My bedroom overlooks a local public elementary school. The other day I was delayed heading off to the office and so I got to eavesdrop and listen to all the morning announcements at the school. The principal mentioned the student of the week, encouraged everyone to participate in some fund raising effort, led the kids in singing a patriotic song and then they all began to recite the Pledge of Allegiance.
As I sat there in my room, I had tears running down my cheeks as I considered the power of what those kids were saying and doing. They were declaring with songs and powerful declarations that they have a deep commitment to their country and all it stands for.
Eighty years ago this week, President Hoover signed a resolution that established Francis Scott Key’s “Star-Spangled Banner” as our national anthem. Almost 200 years ago. Key penned the original document (entitled as “In Defense of Fort McHenry”) as a four stanza poem that was later put to music and became a popular patriotic song during the Civil War.
It seems that Key was sent to meet with some British officers on their ships as they sat in the Chesapeake Bay. He was supposed to negotiate the release of a prisoner. He apparently stayed and dined with the officers who then refused to release him. He had seen too much and could divulge their strength. So Key watched as the 50 warships shelled For McHenry for 25 hours. It is reported that nearly 2000 bombs and rockets were fired on the American troops and yet they were able to repel the British attack.
As the smoke cleared Key wrote his four stanzas of prose, the first of which we all routinely sing at moments of national pride. But the fourth stanza is also significant, and it reads in part, “Blest with victory and peace, may the heaven rescued land praise the Power that hath made and preserved us a nation. Then conquer we must, when our cause it is just, and this be our motto, In God is our trust. And the star-spangled banner in triumph shall wave over the land of the free and the home of the brave.”
Consider the preciousness of American school children repeating such powerful words and displaying such confidence in the God who is doing the blessing. And then contrast that with a recent news report of a video filmed in Pakistan showing children recreating suicide bomber attacks as a playground game (see www.dailymail.com).
“In this single-take video, the “bomber” approaches another boy, dressed in white who appears to be mimicking a member of the security forces and tries to stop him. But the young Jihadi then detonates the trigger…with other boys throwing sand into the air to create a “special effect” as if the bomb detonated.” Other children lay sprawled on the ground as if they were dead.

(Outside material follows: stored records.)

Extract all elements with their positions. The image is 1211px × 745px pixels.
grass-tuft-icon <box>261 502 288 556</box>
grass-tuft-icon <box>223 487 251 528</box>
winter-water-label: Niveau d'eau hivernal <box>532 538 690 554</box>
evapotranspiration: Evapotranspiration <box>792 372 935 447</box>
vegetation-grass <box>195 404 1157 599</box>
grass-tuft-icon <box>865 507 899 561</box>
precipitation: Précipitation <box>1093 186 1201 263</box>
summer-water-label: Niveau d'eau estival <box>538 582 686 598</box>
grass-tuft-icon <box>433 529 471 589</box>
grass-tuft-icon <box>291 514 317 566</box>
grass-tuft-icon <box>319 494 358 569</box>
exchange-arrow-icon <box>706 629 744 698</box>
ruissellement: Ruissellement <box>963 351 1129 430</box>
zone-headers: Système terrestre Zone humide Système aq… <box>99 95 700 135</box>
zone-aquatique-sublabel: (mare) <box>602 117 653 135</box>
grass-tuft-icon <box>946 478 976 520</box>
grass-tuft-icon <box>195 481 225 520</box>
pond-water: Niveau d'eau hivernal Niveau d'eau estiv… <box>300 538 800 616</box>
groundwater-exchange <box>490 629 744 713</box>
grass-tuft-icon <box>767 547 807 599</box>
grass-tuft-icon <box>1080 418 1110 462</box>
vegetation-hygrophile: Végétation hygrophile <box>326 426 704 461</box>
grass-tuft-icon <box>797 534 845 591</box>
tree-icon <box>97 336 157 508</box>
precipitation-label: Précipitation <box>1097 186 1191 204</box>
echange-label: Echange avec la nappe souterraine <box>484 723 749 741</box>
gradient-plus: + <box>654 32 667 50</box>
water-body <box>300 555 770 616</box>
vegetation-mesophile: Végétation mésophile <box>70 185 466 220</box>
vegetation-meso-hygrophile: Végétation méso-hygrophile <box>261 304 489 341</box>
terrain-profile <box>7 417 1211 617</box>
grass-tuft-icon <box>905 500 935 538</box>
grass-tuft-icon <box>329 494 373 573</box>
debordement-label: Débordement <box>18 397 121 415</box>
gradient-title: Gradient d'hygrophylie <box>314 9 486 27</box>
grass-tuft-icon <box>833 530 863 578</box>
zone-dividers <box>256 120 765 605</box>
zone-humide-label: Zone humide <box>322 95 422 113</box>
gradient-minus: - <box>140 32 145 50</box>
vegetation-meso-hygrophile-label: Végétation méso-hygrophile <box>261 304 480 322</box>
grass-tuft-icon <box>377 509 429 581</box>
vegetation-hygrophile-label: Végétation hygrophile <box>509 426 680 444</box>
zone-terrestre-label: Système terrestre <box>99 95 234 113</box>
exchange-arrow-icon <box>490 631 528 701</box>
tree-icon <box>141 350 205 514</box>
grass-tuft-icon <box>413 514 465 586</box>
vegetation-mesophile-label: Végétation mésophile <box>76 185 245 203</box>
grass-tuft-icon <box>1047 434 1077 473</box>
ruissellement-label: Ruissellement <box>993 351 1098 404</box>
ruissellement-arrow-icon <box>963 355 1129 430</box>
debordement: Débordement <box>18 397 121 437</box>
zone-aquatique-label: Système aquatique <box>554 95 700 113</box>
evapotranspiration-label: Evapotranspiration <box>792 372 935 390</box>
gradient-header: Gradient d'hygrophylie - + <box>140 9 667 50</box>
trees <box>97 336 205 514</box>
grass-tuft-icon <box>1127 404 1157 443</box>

I certainly agree with Mr. Jafar of “Save the Children UK in Pakistan” who remarked, “It is horrifying and alarming. These children have become fascinated by bombers rather than condemning them. If they glamorize violence now, they can become part of it later in life.”
I am so very grateful to have been born into a society where children are taught to honor life and the giver of life, where children sing of their allegiance to a country that affords them precious freedoms, and where kids play all manner of imaginary games without highlighting the death of others.
This week, maybe it is a good time to be reminding ourselves…it is a true blessing to be living in the land of the free and the home of the brave.